In FIG. 2, the control unit 10 reads the opening degree of the bypass valve 5 by the motor controller 11 based on the signal from the stepping motor 8 (step S).
1). The read bypass valve opening corresponds to the air-fuel ratio like the relationship between the bypass valve opening X and the air-fuel ratio λ shown in FIG. Therefore, bypass valve opening (= air-fuel ratio λ)
Thus, the calculation unit 13 calculates the step speed based on FIG. 4 (step S3 or S6). That is, in a region where the influence of 1 step S is large, that is, in a region where the bypass valve opening is small and the air-fuel ratio λ is large (lean region), the step speed is set relatively slow by the table. Next, the controller 11 outputs a step signal to the stepping motor 8 to step-drive the opening degree of the bypass valve 5 while maintaining stability to change the air-fuel ratio (step S4 or S7), and when the step drive is completed (step S).
5 or S8), and returns.

On the other hand, in a region where the opening degree of the bypass valve is large, that is, a region where the air-fuel ratio λ is small (rich region), the step speed is set relatively high by the table. here,
In addition to changing the speed in the large and small regions of the air-fuel ratio λ (lean, rich), it is possible to step in the rich side (Table 2) and in the lean side (Table 1) in any region. Changing the speed is more effective.

Then, the controller 11 outputs a step signal to the stepping motor 8 to step drive the opening of the bypass valve 5 to improve the response speed (step S4).
Alternatively, in step S7), when the step driving is completed (step S5 or S8), the process returns.

[0019]

As described above, according to the present invention, the air-fuel ratio can be changed while maintaining stability in the lean region where the air-fuel ratio is large.

Further, the response speed can be improved in the rich region where the air-fuel ratio is small.

Therefore, in the air-fuel ratio control based on the rotation fluctuation, the correct rotation fluctuation amount can be judged and controlled.

[Brief description of drawings]

FIG. 1 is an overall configuration diagram showing an embodiment of the present invention.

FIG. 2 is a control flowchart.

FIG. 3 is a characteristic diagram of a bypass valve opening versus air-fuel ratio.

FIG. 4 is a step speed calculation table diagram.

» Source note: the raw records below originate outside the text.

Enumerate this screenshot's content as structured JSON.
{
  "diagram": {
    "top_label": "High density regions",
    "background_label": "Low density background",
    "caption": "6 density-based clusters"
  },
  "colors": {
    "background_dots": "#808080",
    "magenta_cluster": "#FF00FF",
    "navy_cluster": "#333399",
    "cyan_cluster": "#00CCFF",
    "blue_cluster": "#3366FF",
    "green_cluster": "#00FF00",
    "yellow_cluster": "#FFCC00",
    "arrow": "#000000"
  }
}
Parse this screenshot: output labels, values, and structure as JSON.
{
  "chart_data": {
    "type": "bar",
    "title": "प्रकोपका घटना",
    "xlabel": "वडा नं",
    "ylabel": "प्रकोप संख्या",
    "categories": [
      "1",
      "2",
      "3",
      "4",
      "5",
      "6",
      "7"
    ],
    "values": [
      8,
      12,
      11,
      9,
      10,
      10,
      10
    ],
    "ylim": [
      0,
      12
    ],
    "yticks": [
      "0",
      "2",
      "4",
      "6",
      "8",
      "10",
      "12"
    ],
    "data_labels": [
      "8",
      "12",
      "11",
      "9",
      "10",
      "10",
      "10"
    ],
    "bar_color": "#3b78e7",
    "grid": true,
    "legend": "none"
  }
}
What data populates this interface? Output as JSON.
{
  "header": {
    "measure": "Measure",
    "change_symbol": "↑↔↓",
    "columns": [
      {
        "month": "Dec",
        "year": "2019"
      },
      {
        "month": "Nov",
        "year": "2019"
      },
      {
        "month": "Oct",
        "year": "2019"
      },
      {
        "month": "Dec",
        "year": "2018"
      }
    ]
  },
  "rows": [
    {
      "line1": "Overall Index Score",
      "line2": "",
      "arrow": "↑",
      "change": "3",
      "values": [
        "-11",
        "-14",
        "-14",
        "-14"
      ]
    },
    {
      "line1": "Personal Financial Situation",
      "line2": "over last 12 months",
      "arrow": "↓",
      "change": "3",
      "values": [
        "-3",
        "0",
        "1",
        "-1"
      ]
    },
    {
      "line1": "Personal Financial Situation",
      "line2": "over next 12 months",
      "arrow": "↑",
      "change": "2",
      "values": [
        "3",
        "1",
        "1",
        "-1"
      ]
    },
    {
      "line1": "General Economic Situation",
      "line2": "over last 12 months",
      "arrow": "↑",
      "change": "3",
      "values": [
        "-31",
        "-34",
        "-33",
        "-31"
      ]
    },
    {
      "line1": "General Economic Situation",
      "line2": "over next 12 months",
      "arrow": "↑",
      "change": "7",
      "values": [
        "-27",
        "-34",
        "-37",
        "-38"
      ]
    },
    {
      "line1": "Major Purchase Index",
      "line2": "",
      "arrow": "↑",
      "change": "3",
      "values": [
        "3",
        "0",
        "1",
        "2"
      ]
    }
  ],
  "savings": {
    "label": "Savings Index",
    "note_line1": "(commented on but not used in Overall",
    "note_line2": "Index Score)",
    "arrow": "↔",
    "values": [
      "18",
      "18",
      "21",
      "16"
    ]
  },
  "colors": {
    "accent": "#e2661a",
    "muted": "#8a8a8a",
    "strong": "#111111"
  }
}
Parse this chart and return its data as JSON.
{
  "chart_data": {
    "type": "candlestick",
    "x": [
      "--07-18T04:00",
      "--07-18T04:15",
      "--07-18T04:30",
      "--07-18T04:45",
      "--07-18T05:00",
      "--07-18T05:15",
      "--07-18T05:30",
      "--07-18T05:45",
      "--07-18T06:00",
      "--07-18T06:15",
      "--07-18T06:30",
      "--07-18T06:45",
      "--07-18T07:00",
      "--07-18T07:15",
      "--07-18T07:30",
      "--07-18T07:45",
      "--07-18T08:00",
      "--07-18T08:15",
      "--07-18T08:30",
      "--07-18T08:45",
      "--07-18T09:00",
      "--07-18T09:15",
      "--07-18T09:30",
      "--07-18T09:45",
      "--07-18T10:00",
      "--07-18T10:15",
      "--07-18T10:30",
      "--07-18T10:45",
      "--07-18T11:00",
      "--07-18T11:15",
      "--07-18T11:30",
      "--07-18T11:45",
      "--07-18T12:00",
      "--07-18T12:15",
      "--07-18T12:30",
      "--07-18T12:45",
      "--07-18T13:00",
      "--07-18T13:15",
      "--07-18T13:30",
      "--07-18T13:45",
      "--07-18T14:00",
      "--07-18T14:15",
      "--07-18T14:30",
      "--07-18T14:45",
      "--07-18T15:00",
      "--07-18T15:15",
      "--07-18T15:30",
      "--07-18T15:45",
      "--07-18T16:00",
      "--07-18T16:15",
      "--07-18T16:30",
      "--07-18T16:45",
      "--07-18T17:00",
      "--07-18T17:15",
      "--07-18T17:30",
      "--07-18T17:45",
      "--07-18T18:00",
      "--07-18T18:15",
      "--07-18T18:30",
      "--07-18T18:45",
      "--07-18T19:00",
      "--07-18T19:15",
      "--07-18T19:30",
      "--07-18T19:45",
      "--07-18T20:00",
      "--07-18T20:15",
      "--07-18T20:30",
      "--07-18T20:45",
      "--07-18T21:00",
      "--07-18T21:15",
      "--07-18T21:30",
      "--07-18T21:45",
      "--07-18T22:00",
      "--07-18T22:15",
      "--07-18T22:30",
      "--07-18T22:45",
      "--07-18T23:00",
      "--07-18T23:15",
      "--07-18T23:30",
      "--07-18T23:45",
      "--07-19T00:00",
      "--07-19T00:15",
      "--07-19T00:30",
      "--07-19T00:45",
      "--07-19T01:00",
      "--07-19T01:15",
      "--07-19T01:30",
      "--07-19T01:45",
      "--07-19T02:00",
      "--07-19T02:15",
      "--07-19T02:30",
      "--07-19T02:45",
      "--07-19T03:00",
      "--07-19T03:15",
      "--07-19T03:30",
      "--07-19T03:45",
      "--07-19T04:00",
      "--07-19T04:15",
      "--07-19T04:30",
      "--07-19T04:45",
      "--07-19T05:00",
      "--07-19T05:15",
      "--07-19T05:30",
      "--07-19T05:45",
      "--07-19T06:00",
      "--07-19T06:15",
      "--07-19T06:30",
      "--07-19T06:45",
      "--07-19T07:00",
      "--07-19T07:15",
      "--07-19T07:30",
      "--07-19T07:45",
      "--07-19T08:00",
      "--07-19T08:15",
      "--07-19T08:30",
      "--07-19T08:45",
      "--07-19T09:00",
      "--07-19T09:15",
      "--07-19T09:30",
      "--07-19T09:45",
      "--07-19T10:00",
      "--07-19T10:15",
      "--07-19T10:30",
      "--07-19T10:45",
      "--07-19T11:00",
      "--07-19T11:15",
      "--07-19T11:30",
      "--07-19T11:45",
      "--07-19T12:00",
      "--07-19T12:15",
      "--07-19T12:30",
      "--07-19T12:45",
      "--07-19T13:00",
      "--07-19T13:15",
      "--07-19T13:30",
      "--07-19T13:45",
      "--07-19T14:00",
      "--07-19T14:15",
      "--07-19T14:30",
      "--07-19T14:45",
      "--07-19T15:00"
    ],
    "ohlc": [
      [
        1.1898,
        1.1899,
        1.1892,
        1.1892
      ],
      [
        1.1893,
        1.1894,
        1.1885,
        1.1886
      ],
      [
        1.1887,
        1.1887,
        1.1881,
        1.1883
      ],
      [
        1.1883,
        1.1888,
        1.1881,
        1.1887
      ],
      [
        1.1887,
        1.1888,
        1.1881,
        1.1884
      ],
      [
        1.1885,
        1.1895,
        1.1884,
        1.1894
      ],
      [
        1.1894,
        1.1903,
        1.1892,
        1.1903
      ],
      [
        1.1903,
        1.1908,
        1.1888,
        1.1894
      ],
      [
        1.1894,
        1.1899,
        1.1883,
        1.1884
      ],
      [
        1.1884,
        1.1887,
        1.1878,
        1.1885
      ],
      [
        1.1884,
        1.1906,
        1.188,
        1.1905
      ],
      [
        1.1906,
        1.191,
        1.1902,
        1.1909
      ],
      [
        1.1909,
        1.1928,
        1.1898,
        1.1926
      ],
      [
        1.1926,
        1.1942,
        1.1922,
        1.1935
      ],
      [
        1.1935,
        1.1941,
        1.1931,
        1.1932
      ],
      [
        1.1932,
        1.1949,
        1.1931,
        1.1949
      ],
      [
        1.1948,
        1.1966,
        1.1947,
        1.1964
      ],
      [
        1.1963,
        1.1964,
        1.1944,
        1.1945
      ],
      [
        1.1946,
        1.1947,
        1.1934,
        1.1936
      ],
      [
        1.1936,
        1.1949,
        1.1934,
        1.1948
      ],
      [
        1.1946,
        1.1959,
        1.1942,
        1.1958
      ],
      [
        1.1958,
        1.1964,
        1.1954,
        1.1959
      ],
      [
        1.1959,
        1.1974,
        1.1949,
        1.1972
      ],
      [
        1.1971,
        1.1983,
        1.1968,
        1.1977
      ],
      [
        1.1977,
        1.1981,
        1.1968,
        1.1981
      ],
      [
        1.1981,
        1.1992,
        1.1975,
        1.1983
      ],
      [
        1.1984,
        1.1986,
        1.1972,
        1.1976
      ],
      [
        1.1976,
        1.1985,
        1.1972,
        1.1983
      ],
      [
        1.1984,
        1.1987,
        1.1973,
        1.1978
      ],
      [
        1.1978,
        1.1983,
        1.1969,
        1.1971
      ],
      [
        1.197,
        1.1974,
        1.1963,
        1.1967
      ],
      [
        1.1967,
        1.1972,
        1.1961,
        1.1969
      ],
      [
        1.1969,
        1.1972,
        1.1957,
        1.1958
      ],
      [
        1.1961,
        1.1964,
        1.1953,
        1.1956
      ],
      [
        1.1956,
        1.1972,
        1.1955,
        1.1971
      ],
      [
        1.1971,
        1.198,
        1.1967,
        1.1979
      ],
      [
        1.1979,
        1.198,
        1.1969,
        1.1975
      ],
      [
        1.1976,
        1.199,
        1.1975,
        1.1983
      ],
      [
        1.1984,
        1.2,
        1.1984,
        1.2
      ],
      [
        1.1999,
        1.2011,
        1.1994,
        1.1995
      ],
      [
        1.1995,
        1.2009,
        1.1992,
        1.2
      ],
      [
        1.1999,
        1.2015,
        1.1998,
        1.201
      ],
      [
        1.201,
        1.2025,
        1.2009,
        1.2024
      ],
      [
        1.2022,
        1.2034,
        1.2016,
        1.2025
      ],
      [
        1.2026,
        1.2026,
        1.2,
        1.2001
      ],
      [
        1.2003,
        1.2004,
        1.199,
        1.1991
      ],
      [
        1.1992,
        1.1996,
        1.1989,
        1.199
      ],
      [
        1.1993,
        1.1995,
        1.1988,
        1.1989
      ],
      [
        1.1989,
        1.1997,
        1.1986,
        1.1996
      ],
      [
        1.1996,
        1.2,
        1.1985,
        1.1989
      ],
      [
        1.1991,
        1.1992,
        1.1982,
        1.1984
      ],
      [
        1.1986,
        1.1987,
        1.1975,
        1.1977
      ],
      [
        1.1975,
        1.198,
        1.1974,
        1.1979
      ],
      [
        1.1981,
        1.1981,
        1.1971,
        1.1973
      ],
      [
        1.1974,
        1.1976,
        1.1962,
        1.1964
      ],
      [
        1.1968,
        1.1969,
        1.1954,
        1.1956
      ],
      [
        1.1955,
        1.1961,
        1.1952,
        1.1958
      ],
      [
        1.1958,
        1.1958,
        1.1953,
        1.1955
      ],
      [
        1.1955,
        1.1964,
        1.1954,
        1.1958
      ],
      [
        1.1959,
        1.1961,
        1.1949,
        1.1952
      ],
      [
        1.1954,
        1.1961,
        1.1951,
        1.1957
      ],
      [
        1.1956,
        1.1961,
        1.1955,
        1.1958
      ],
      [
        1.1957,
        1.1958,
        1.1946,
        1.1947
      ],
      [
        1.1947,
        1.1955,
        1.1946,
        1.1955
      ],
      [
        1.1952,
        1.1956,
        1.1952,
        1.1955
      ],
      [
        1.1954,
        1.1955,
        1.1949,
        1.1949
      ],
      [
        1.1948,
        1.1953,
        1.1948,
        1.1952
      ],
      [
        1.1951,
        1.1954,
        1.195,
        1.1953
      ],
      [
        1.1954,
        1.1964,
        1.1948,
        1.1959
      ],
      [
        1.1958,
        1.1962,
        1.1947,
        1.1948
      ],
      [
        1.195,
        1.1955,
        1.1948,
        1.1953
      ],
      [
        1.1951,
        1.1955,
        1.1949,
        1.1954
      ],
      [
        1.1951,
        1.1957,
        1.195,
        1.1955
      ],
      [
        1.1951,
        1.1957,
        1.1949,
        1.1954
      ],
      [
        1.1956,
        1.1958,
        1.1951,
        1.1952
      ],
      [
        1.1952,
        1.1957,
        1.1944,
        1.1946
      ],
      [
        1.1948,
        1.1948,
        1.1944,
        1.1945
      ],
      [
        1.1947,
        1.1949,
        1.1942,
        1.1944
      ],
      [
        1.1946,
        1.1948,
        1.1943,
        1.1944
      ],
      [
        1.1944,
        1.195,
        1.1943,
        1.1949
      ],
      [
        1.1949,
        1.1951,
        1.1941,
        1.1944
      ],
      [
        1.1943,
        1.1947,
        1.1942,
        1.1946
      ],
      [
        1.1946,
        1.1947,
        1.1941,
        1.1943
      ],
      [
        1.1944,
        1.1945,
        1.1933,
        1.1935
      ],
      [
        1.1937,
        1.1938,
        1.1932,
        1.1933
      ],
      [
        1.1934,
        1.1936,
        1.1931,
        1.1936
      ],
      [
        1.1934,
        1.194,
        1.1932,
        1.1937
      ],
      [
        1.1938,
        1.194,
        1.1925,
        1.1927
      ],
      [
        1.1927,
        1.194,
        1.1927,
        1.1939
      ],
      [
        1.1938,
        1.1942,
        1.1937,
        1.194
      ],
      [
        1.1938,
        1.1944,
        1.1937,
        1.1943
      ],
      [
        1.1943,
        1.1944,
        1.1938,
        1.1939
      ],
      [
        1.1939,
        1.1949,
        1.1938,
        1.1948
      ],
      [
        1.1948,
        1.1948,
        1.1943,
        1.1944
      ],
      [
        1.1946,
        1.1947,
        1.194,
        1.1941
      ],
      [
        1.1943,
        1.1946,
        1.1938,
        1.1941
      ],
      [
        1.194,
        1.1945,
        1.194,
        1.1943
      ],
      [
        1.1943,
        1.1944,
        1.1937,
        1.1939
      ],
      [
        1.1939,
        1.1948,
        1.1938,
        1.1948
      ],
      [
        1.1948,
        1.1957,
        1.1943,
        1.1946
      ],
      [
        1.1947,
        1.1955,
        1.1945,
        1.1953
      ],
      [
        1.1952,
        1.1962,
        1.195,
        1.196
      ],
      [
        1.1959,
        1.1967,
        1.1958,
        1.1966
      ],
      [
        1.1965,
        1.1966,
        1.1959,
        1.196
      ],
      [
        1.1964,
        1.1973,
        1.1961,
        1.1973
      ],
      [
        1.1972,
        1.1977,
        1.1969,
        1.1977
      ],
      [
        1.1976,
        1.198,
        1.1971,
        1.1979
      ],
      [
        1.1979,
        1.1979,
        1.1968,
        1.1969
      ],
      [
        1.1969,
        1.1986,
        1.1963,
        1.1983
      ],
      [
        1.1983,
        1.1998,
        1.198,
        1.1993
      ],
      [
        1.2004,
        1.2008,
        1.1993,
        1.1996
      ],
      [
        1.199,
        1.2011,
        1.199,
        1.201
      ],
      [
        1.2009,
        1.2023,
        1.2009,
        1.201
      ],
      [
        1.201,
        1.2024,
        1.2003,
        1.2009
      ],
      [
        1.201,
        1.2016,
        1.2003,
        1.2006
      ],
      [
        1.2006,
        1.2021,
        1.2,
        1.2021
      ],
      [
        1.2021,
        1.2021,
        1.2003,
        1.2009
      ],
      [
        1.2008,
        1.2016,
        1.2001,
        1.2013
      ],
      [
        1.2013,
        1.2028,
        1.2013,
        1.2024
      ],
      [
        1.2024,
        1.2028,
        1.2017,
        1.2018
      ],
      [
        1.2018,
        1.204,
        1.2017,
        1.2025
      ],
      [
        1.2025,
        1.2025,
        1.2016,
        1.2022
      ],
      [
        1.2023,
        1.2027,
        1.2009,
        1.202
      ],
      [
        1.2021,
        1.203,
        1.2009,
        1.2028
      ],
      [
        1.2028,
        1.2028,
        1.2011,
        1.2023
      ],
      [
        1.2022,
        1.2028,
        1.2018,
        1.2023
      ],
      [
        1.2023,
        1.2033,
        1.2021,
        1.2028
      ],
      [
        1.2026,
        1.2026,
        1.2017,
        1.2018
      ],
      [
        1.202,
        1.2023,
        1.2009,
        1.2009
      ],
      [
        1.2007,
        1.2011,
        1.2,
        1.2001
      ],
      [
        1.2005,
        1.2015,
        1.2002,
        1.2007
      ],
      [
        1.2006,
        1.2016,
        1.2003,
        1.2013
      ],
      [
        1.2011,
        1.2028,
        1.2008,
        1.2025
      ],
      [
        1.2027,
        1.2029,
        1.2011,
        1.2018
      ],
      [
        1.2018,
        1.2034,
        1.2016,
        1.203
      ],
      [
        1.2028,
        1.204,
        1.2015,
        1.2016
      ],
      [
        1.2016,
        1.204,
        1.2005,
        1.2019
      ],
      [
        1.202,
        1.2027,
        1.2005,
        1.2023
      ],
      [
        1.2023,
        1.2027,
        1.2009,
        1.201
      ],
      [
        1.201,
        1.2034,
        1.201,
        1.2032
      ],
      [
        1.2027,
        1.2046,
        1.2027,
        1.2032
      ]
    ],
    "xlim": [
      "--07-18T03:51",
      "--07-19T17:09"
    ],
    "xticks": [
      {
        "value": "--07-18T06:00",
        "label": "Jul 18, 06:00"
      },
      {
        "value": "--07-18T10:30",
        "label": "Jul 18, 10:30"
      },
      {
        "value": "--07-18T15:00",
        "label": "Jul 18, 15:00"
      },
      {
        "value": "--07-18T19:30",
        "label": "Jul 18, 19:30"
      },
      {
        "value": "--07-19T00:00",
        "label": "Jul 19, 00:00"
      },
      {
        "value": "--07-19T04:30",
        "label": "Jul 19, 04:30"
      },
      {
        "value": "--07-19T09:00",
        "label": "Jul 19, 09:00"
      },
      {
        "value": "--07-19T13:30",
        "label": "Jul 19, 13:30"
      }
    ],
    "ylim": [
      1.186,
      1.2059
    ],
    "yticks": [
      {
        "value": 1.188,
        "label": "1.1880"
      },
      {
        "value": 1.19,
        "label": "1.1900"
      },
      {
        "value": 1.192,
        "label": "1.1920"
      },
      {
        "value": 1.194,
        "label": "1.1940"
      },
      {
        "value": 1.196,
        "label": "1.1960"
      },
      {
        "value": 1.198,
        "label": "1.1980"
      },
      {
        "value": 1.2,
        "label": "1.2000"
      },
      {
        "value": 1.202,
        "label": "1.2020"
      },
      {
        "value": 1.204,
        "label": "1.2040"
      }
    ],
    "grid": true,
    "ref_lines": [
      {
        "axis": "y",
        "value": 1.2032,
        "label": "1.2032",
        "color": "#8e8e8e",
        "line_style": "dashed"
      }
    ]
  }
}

FIG. 5 is an air-fuel ratio vs. rotational fluctuation amount characteristic diagram.

[Explanation of symbols]

 A ... Air E ... Gas engine G ... Gas L ... Generator 1 ... Intake passage 2 ... Gas supply passage 3 ... Air supply passage 17 ... Mixer 4 ... Bypass passage 5 ... Bypass valve 6 ... Throttle valve 6a ... Throttle controller 7 ... Rotary pickup 8 ... Stepping motor 9 ... Load sensor 10 ... Control unit 12 ... Motor controller 12 ... Judgment part 13 ... Calculation part

Claims (2)

[Claims] 1. When controlling fluctuation in engine rotation,
The bypass valve opening is read to determine whether the air-fuel ratio is in the rich region or the lean region. In the lean region, the stepping motor, etc. is driven at a slow step speed, and in the rich region, the stepping motor, etc. is driven at a fast step speed. An engine air-fuel ratio control method using a stepping motor or the like. 2. A stepping motor or the like for adjusting a bypass valve opening, a controller for reading and opening the opening of the stepping motor or the like, and a rich area or a lean area for controlling engine rotation fluctuation. An engine air-fuel ratio control apparatus using a stepping motor or the like, which is provided with a control unit including a determination unit for determining and a calculation unit for calculating a step speed.